External Tables

This section covers user-defined external tables that are stored in, and accessed from, an NFS-mounted file system outside the database. For information about loading tables from object storage via SQL commands, see the documentation for the Yellowbrick Test Drive.

NFS-mounted external tables support use cases for both exporting data and importing it. You can create external tables solely for the purpose of writing data out to external files. You can also read from external tables as part of standard SQL queries, and you can use them to load other tables via INSERT and CTAS statements.

In the background, external tables use ybload and ybunload operations to read and write data.
Important: Yellowbrick Data does not recommend the use of external table loads as a general replacement for standard ybload operations.

External table operations run ybload and ybunload processes on the manager node and must share limited compute resources with other critical processes. In addition, external table loads and unloads access source and target files via NFS file systems, which are typically much slower than local file systems.

For these reasons, ybload and ybunload performance for external table operations may be significantly slower than performance for standard loads and unloads. For larger files, the performance difference may be severe.

NFS Mount Points for External Tables

Regardless of their intended use, external tables must be defined in the context of a mount point on a system that is running an NFS server. Before you can create external tables, a Yellowbrick database superuser must create at least one mount point by using the CREATE EXTERNAL MOUNT command. This command defines a short reference name for the mount point and a complete path to the NFS-mounted directory where flat files will be read or written. For example:
create external mount '/qumulo/yb100' as 'nfs://qumulo:/data/yb100/' with (gid 0, uid 0);

When an external mount is in place, you can read from files that already exist in that location or write to files that will be created in that location. Mounts created for external tables are logged to the sys.mount view.

Definition and Use of External Tables

You can create an external table with a CREATE EXTERNAL TABLE SQL command. Instead of a regular table name, you provide the external file location. The table is not registered in the system catalog, and its schema is derived from a query. (This type of table is also known as a transient external table.) A special USING clause defines format choices for writing the data out to the file.

To query an external table, you use special SELECT...FROM EXTERNAL syntax and specify the schema of the table in terms of a column list. You can query external tables continuously as long as their storage files remain in the specified location and the associated NFS mount is active. A single query can process a combination of regular table data and external table data. For example, you can join an external table to a regular table, and you can return the union of an external table and a regular table.
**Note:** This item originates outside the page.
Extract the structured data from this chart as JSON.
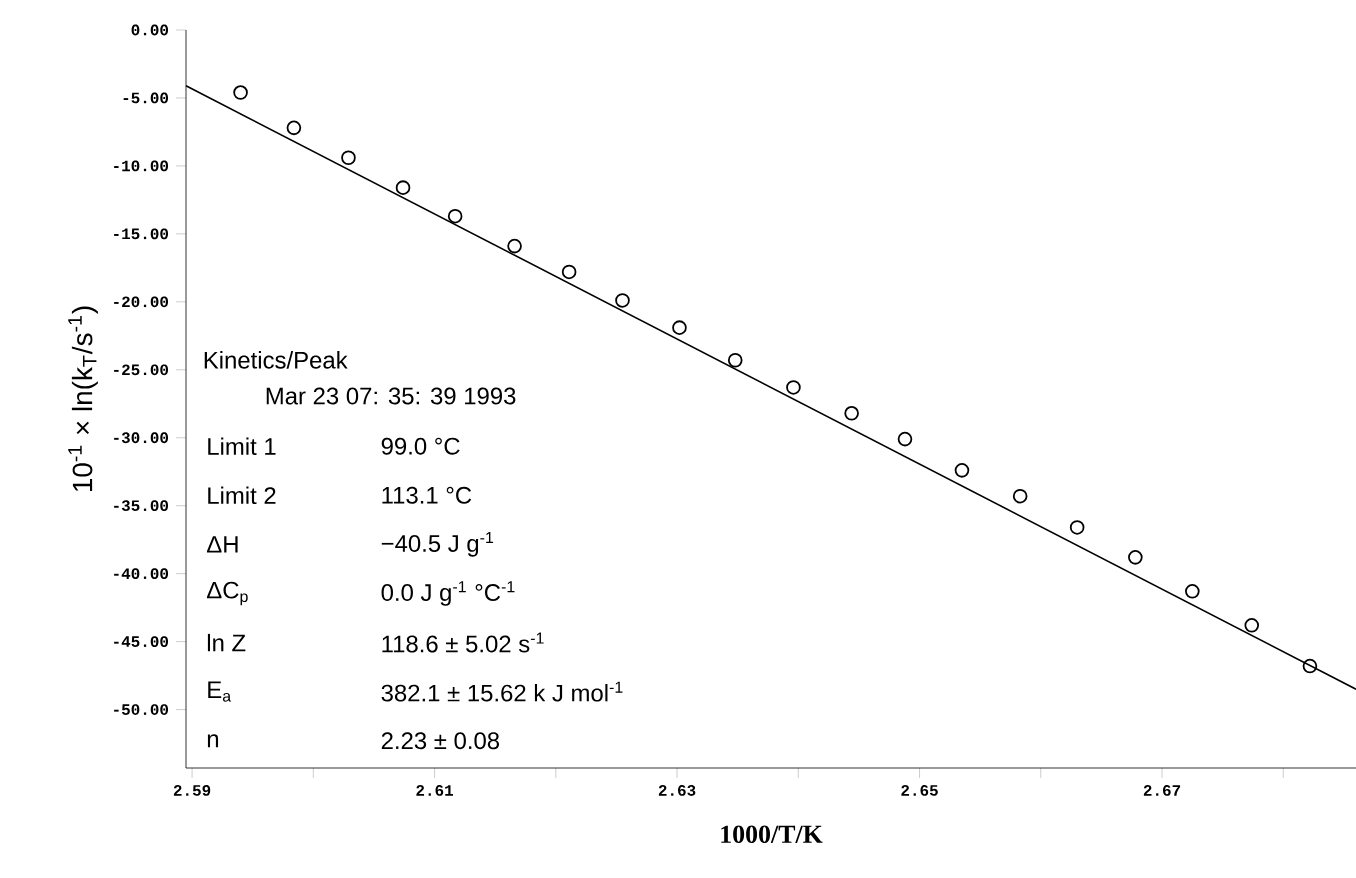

You can also write CTAS statements that select from external tables, and you can insert data into other tables by selecting from external tables (using INSERT INTO SELECT or SELECT INTO).

When external tables are created or queried, background ybload and ybunload operations generate detailed log files and write them to an NFS directory relative to the mount point you created. See External Table Examples.

For details about external table command syntax and options, see the SQL Commands section (or use the ybsql help command).

Examples of Creating and Selecting From External Tables

  • To write data to an external file and create an external table, use a CREATE EXTERNAL TABLE statement. This statement runs a query against database tables and writes the results to an external file. For example:
    create external table '/local_external_tables/ext_season.csv' 
    using(format text) as select * from season;
  • To read data from an external table, use a SELECT...FROM EXTERNAL statement. This statement runs a query against an external file and returns the data to the client. For example:
    select c5, c6 from external '/local_external_tables/ext_match.csv' 
    (c1 int, c2 date, c3 int, c4 int, c5 char(3), c6 char(3)) using(format text) 
    order by 1 desc limit 10;
  • To create a regular table based on data in an external table, use a CTAS statement. For example:
    create table match_results as 
    select c5, c6 
    from external '/local_external_tables/ext_match.csv' 
    (c1 int, c2 date, c3 int, c4 int, c5 char(3), c6 char(3)) using(format text) 
    order by 1 desc;
  • To read data from an external table and write it into a regular table, use an INSERT INTO SELECT...FROM EXTERNAL statement. You do not have to declare the column list for the file in this case; it is optional. The USING clause is required. For example:
    premdb=# insert into season 
    select * from external 'ext_db/season.csv' 
    using(format csv);
    INSERT 0 25

    The external table in this statement uses the schema of the target table (season). The columns in the external data file must be in the same order as they are in the target table, and every column in the target table must also exist in the external file.

Limitations on External Tables

  • You cannot create views by selecting from external tables.
  • External tables are not backed up or restored.
  • External tables cannot be updated, deleted, or truncated.